Kiditel, de la taille d'un téléphone portable
s'adresse aux enfants de moins
de dix ans. Ce boîtier, destiné à rester
au fond du cartable, sera lancé par
Car Telematics, leader en France dans la géolocalisation
des flottes
automobiles.
Le boîtier permet à l'enfant de recevoir les
appels téléphoniques de ses
parents qui peuvent localiser sa position géographique
ou consulter
l'historique de ses déplacements.
Mais pour "Agir pour l'environnement" et Priartém,
ce "portable" est lancé sur le marché "sans aucune précaution d'ordre
sanitaire" et présente "un
danger" car il expose les enfants à des rayonnements.
Les deux organisations demandent à l'entreprise "à titre
amiable" dans un
premier temps d'annoncer "une suspension immédiate" de
la commercialisation
de Kiditel. "A défaut de réactions sous
huitaine, les associations se
réservent le droit d'engager toutes procédures
pour obtenir l'arrêt sine die
de la vente de Kiditel", lit-on dans leur communiqué conjoint.
"On croit en notre produit. On le sortira quoi qu'il
arrive", a dit Audrey
Hadjeje qui a fait valoir les "emplois du temps chargés
des parents, des
enfants de plus en plus livrés à eux-mêmes
qui rentrent seuls de l'école et
des faits divers de plus en plus inquiétants".
Agir pour l'Environnement et Priartém rappellent "une
tentative avortée", il
y a un an et demi, d'un boîtier portable le BabyMo pour
les 4 à 8 ans et
soulignent que Nicolas Sarkozy s'est engagé le 3 avril,
lors de sa campagne
présidentielle, à "s'oppose(r) très
fermement au souhait de voir se
développer des appareils du type BabyMo".
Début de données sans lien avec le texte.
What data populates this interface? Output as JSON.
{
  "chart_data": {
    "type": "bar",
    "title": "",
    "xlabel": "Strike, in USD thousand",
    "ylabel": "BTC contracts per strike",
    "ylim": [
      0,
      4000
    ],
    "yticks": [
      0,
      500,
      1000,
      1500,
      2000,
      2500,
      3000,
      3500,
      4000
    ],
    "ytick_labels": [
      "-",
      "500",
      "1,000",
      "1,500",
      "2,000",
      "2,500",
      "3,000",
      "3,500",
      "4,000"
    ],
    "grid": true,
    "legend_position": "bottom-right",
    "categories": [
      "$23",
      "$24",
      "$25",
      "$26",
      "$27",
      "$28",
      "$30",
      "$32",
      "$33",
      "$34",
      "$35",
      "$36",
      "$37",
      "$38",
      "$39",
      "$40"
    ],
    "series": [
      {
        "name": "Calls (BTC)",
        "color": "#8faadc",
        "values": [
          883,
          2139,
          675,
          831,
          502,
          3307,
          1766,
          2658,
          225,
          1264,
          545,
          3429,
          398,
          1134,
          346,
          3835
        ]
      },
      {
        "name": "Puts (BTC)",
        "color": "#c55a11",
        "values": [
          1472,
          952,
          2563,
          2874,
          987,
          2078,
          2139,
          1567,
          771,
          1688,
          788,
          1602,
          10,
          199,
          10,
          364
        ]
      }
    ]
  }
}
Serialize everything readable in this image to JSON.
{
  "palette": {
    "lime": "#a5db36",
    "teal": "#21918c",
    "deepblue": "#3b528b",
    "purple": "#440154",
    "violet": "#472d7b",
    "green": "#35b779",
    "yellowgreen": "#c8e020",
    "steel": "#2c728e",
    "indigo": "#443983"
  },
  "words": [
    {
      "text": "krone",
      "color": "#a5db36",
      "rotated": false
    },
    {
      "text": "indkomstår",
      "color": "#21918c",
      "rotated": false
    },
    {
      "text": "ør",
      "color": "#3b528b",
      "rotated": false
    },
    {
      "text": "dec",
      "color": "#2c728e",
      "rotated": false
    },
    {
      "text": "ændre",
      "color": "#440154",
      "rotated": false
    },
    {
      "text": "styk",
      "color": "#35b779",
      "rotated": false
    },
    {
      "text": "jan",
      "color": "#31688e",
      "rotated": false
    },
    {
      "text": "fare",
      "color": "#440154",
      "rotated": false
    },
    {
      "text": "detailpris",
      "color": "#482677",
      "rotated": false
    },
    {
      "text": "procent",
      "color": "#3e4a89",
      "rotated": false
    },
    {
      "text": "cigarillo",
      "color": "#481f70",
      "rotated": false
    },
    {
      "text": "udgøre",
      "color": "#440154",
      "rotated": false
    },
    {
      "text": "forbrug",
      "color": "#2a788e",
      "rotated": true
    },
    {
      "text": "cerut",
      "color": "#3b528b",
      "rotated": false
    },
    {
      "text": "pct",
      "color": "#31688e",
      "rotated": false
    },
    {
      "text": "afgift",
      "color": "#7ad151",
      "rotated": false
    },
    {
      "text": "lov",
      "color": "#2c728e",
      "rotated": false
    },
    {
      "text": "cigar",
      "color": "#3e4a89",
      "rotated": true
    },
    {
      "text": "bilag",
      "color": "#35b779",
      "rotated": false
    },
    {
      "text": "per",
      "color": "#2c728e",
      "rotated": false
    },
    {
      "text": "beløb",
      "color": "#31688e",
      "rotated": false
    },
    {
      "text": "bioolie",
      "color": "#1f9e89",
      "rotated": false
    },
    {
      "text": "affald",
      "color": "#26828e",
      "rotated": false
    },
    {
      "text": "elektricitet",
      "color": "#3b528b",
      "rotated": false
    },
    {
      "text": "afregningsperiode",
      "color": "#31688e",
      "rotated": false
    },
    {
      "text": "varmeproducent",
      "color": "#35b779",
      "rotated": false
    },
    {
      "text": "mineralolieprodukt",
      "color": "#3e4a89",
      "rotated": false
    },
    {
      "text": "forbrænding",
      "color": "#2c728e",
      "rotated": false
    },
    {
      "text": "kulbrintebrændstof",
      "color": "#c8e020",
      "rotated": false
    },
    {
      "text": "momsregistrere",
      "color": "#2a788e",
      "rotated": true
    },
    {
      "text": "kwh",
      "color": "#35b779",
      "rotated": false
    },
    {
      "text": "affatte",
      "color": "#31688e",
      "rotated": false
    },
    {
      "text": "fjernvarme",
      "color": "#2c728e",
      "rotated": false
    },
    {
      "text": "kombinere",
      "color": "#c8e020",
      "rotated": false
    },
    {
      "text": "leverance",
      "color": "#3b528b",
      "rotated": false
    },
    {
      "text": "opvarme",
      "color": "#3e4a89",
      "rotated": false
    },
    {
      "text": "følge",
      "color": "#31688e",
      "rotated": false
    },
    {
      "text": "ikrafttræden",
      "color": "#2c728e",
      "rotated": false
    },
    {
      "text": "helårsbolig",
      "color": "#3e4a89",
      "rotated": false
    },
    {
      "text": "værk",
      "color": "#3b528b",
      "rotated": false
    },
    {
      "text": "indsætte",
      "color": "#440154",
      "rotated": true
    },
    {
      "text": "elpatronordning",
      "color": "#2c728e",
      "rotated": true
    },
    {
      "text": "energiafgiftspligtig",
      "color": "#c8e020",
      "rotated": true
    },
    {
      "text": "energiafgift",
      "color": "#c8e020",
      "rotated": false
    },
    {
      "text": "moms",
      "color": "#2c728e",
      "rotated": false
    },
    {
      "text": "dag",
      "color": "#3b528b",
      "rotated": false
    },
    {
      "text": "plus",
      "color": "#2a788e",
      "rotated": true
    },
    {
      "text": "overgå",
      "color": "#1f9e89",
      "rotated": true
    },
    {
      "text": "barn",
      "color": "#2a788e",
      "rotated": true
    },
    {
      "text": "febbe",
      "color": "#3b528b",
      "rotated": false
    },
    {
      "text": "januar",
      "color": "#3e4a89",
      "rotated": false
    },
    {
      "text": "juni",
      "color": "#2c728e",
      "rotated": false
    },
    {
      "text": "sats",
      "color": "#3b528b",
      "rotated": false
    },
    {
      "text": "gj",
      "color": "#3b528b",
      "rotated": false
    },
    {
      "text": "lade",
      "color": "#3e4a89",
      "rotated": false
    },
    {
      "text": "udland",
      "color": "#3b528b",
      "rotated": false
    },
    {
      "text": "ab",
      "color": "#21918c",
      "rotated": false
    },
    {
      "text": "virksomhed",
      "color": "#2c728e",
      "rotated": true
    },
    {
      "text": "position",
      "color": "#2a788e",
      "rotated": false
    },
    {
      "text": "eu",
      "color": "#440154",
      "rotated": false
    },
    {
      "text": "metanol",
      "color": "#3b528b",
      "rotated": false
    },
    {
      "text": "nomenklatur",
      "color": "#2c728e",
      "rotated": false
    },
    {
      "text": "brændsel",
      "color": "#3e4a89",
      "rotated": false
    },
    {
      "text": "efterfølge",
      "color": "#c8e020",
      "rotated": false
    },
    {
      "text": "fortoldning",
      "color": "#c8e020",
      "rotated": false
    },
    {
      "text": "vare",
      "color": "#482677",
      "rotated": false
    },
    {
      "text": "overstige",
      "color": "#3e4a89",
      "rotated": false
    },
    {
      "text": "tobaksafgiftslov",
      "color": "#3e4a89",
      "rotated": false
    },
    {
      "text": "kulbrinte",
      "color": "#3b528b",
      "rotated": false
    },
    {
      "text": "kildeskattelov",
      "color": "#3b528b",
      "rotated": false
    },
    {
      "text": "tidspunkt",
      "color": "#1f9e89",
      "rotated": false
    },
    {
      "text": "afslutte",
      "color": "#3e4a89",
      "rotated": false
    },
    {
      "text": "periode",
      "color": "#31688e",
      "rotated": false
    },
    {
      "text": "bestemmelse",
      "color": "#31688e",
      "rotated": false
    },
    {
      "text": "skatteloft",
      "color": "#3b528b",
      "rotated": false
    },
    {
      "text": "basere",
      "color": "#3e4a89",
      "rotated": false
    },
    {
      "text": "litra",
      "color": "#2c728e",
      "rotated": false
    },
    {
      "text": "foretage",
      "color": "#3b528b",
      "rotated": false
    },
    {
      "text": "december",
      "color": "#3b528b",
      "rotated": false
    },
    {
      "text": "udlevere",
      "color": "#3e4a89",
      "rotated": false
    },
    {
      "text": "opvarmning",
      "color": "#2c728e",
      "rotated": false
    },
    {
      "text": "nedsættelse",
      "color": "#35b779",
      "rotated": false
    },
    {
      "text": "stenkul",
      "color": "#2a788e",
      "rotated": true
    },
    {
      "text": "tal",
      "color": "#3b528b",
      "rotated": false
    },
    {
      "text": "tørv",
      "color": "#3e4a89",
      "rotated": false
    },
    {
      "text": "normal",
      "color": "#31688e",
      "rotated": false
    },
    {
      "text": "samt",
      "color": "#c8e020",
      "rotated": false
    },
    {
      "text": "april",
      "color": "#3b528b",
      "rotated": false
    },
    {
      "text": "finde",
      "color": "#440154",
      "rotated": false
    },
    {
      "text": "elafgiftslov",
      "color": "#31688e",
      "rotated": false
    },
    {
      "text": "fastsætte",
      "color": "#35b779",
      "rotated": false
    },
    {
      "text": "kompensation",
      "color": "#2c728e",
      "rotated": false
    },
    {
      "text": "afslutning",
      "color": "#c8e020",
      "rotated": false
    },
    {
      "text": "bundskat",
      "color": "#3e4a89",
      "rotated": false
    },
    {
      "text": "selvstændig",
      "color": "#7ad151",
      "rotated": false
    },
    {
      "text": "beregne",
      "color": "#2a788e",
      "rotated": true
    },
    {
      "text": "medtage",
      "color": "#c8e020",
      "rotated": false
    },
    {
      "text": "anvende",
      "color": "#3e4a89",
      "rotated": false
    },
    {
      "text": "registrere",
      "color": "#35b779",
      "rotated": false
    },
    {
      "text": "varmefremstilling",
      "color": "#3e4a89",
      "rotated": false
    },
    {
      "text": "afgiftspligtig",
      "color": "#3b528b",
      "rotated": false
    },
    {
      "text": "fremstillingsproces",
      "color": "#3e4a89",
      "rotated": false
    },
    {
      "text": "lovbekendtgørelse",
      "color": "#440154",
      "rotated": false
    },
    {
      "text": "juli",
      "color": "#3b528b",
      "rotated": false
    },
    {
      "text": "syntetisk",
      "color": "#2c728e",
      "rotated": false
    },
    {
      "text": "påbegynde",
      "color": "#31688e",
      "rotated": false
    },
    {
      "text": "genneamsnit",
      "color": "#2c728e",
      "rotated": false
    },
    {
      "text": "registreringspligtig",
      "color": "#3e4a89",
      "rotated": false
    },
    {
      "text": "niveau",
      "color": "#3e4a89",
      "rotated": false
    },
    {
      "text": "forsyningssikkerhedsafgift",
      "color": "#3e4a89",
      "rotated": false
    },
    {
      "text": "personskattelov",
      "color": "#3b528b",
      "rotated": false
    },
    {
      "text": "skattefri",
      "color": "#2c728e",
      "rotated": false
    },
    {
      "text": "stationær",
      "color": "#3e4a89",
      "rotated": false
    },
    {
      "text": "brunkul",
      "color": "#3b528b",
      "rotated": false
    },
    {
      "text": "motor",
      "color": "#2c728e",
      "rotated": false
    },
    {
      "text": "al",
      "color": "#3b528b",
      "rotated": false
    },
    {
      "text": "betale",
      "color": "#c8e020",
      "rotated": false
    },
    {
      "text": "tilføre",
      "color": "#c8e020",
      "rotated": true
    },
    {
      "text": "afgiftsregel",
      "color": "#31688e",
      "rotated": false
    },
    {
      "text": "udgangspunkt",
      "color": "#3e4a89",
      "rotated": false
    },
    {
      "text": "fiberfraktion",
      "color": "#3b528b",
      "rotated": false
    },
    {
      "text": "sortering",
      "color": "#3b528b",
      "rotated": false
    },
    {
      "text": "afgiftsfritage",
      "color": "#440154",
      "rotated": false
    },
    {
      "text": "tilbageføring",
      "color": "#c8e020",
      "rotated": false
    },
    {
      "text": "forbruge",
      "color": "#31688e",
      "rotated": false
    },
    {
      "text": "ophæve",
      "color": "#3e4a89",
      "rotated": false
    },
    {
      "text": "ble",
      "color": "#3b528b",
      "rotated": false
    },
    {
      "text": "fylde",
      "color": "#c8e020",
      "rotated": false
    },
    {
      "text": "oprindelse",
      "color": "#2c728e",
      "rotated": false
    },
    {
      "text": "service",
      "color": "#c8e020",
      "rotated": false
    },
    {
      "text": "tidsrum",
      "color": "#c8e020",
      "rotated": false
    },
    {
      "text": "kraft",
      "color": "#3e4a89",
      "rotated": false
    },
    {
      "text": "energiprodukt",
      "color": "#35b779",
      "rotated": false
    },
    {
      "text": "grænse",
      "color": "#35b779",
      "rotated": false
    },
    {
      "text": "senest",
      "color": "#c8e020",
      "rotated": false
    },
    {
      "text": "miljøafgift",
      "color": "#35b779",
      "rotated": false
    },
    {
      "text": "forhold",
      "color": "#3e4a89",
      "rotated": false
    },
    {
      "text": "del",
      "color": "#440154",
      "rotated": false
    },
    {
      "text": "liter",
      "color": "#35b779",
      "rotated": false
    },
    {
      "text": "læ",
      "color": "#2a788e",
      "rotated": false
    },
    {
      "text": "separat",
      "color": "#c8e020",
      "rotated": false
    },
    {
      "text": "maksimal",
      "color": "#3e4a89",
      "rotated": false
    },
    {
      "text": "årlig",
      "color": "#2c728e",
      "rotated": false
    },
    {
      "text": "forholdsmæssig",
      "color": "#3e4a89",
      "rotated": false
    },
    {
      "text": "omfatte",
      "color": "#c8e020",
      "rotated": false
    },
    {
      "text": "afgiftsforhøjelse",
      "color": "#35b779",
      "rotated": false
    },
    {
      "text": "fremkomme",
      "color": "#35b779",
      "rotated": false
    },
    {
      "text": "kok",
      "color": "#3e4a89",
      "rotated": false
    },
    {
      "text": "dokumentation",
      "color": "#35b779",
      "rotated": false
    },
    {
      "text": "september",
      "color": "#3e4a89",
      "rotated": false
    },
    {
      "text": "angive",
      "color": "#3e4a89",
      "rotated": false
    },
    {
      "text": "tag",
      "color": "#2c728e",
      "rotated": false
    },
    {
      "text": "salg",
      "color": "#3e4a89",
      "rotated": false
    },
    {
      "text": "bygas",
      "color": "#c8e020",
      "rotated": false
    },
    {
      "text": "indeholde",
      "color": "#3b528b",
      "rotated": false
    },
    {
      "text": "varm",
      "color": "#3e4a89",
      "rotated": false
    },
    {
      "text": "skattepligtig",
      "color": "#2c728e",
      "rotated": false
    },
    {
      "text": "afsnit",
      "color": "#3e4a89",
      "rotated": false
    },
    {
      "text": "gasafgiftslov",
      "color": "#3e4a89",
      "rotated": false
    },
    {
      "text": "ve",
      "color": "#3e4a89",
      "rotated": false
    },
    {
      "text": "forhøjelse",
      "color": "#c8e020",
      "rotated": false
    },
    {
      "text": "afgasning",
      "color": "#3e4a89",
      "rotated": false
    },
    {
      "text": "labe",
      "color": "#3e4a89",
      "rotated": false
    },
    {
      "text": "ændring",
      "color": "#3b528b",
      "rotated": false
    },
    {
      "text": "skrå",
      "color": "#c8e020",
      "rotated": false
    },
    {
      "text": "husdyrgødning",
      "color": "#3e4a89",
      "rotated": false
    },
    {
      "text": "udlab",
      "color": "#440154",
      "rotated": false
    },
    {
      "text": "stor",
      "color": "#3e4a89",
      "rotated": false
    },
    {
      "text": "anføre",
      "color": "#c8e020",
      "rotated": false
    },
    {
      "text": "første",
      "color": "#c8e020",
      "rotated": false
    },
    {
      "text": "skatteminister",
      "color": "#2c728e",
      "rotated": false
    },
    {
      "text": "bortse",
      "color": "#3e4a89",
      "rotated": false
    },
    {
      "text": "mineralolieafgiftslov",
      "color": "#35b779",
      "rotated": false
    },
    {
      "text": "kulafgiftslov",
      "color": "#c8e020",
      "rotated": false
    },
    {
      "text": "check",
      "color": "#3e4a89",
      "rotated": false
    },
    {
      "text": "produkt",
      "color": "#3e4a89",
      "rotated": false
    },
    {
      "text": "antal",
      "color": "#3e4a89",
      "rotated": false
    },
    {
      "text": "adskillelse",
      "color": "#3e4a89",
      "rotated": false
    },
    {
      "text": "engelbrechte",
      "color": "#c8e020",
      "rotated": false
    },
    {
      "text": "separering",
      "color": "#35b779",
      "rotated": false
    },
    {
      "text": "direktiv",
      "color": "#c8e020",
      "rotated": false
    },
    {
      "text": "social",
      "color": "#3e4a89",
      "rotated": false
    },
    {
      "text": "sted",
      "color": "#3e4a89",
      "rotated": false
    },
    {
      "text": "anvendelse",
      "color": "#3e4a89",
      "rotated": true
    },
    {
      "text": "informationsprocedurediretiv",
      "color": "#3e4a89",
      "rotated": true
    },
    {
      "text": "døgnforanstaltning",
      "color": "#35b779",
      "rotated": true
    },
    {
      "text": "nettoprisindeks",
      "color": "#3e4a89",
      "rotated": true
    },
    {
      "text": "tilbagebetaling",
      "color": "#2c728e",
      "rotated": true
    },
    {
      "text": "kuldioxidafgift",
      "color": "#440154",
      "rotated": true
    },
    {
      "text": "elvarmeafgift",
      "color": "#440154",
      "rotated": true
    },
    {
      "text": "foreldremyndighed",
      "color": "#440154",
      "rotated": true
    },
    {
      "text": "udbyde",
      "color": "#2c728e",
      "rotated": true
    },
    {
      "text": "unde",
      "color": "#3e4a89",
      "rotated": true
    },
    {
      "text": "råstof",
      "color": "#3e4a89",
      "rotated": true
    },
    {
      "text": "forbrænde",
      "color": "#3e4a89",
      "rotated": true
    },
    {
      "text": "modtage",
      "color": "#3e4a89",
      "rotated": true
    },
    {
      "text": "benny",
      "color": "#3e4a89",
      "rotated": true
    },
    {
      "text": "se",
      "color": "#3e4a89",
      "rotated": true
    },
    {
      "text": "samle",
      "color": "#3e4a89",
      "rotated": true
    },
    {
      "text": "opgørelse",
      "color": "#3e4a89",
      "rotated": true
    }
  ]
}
Elles demandent à être reçues "de
toute urgence" par la nouvelle ministre de
la Santé Roselyne Bachelot et exhortent les candidats
aux législativesà s'engager
sur une loi.
Les deux organisations disent s'appuyer notamment
sur un rapport de
scientifiques brésiliens de l'Université de Porto
Alegre qui montre que "les
cerveaux des enfants absorbent 60% de rayonnement électromagnétique
de plus
que ceux des adultes".
Aucune étude d'impact sanitaire préalable n'a été effectuée
avant le
développement des réseaux de téléphonie
mobile ni enquête épidémiologique.
Mais des scientifiques n'excluent pas l'existence d'un risque
de tumeur du
cerveau au-delà de dix ans d'utilisation du téléphone
portable.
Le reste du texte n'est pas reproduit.